When I got home we had a really great moment. She was so concerned that she hurt me saying things like..."what did I do to you?", "your a mess?" but she was making all these assumptions. I told her I was not hurt. I still loved her. I was not ever going to leave her.

Later that night the BOMBSHELL hits. She directly up and asked me if I would be up for swinging or another OSO in the future assuming we ruined our existing OSO relationships in that way. She admitted that she was really enjoying someone else. I said, "I just asked to take a break to help overcome my jealousy and you ask to go swinging lifestyle?....HOLY SHIT!! WTH!!!

I didn't get angry. Instead I was intrigued and thought a little about it. we talked a bit. Later that night I realized just how much she was enjoying herself. How I could never compete with someone new. I just felt like I have to overcome this because it's something she really wants in her life.
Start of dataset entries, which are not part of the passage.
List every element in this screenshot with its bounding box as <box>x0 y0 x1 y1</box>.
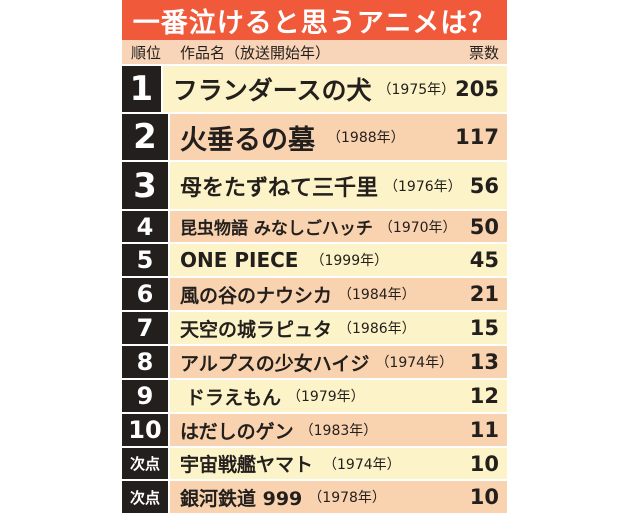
table-title: 一番泣けると思うアニメは？ <box>122 0 507 40</box>
title-cell: ONE PIECE （1999年） 45 <box>170 244 507 276</box>
table-row: 10 はだしのゲン （1983年） 11 <box>122 412 507 446</box>
vote-count: 15 <box>469 316 499 340</box>
anime-name: フランダースの犬 <box>172 76 372 105</box>
anime-name: 天空の城ラピュタ <box>180 318 333 341</box>
title-cell: アルプスの少女ハイジ （1974年） 13 <box>170 346 507 378</box>
vote-count: 45 <box>469 248 499 272</box>
table-row: 5 ONE PIECE （1999年） 45 <box>122 242 507 276</box>
vote-count: 21 <box>469 282 499 306</box>
anime-name: 火垂るの墓 <box>180 124 315 156</box>
anime-name: 昆虫物語 みなしごハッチ <box>180 219 373 239</box>
vote-count: 117 <box>455 125 499 149</box>
table-row: 9 ドラえもん （1979年） 12 <box>122 378 507 412</box>
rank-cell: 2 <box>122 114 168 160</box>
anime-name: ONE PIECE <box>180 248 299 272</box>
title-cell: フランダースの犬 （1975年） 205 <box>162 66 507 112</box>
anime-year: （1978年） <box>308 490 386 506</box>
anime-year: （1976年） <box>384 178 462 195</box>
vote-count: 11 <box>469 418 499 442</box>
anime-name: 宇宙戦艦ヤマト <box>180 454 314 476</box>
title-cell: はだしのゲン （1983年） 11 <box>170 414 507 446</box>
anime-year: （1983年） <box>299 423 378 439</box>
title-cell: 昆虫物語 みなしごハッチ （1970年） 50 <box>170 211 507 242</box>
table-row: 次点 銀河鉄道 999 （1978年） 10 <box>122 479 507 513</box>
rank-cell: 1 <box>122 66 161 112</box>
title-cell: 銀河鉄道 999 （1978年） 10 <box>170 481 507 513</box>
anime-year: （1974年） <box>375 355 454 371</box>
vote-count: 50 <box>469 214 499 239</box>
rank-cell: 3 <box>122 162 168 209</box>
table-row: 2 火垂るの墓 （1988年） 117 <box>122 112 507 160</box>
anime-name: 母をたずねて三千里 <box>180 175 379 201</box>
anime-year: （1979年） <box>287 389 365 405</box>
title-cell: 天空の城ラピュタ （1986年） 15 <box>170 312 507 344</box>
anime-year: （1999年） <box>310 253 389 269</box>
header-votes: 票数 <box>468 43 499 62</box>
title-cell: ドラえもん （1979年） 12 <box>170 380 507 412</box>
anime-name: はだしのゲン <box>180 420 294 443</box>
anime-name: 風の谷のナウシカ <box>180 284 333 307</box>
table-row: 4 昆虫物語 みなしごハッチ （1970年） 50 <box>122 209 507 242</box>
vote-count: 56 <box>469 173 499 198</box>
table-row: 1 フランダースの犬 （1975年） 205 <box>122 64 507 112</box>
table-row: 次点 宇宙戦艦ヤマト （1974年） 10 <box>122 446 507 479</box>
title-cell: 風の谷のナウシカ （1984年） 21 <box>170 278 507 310</box>
vote-count: 10 <box>469 451 499 476</box>
header-row: 順位 作品名（放送開始年） 票数 <box>122 40 507 64</box>
anime-year: （1970年） <box>378 219 457 236</box>
anime-year: （1984年） <box>338 287 416 303</box>
title-cell: 火垂るの墓 （1988年） 117 <box>170 114 507 160</box>
rank-cell: 7 <box>122 312 168 344</box>
table-row: 7 天空の城ラピュタ （1986年） 15 <box>122 310 507 344</box>
anime-year: （1988年） <box>327 130 405 146</box>
rank-cell: 8 <box>122 346 168 378</box>
rank-cell: 次点 <box>122 448 168 479</box>
anime-year: （1975年） <box>377 82 456 98</box>
table-row: 6 風の谷のナウシカ （1984年） 21 <box>122 276 507 310</box>
rank-cell: 9 <box>122 380 168 412</box>
rank-cell: 6 <box>122 278 168 310</box>
anime-name: アルプスの少女ハイジ <box>180 352 370 375</box>
vote-count: 13 <box>469 350 499 374</box>
rank-cell: 次点 <box>122 481 168 513</box>
rank-cell: 10 <box>122 414 168 446</box>
vote-count: 10 <box>469 485 499 509</box>
rank-cell: 4 <box>122 211 168 242</box>
title-cell: 母をたずねて三千里 （1976年） 56 <box>170 162 507 209</box>
anime-name: ドラえもん <box>186 386 282 409</box>
title-cell: 宇宙戦艦ヤマト （1974年） 10 <box>170 448 507 479</box>
anime-year: （1986年） <box>338 321 416 337</box>
table-row: 8 アルプスの少女ハイジ （1974年） 13 <box>122 344 507 378</box>
vote-count: 205 <box>455 77 499 101</box>
anime-year: （1974年） <box>323 456 401 473</box>
header-rank: 順位 <box>130 43 161 62</box>
rank-cell: 5 <box>122 244 168 276</box>
anime-name: 銀河鉄道 999 <box>180 487 303 510</box>
ranking-table: 一番泣けると思うアニメは？ 順位 作品名（放送開始年） 票数 1 フランダースの… <box>122 0 507 513</box>
table-row: 3 母をたずねて三千里 （1976年） 56 <box>122 160 507 209</box>
vote-count: 12 <box>469 384 499 408</box>
header-title: 作品名（放送開始年） <box>180 43 331 62</box>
I admit I am a little concerned that she is the good girl gone bad syndrome. I mean it almost felt like she was on a drug and was asking for more. Not a bad drug (sex) of course .

So we agreed to go to counseling. We found a local counselor who works with all types of lifestyles. I look forward to this.

However I wonder...Was I not enjoying myself because of my jealousy or because I just lost the desire for being physical with my OSO. I mean my OSO is my BEST friend and maybe our relationship just went there.

I just wonder with people like my wife. Communication is key right? Why do so many people in this world hold thier emotions in for months or years?

Can I send a check to you guys? Support for the website or something? You have all been so supportive and helpful.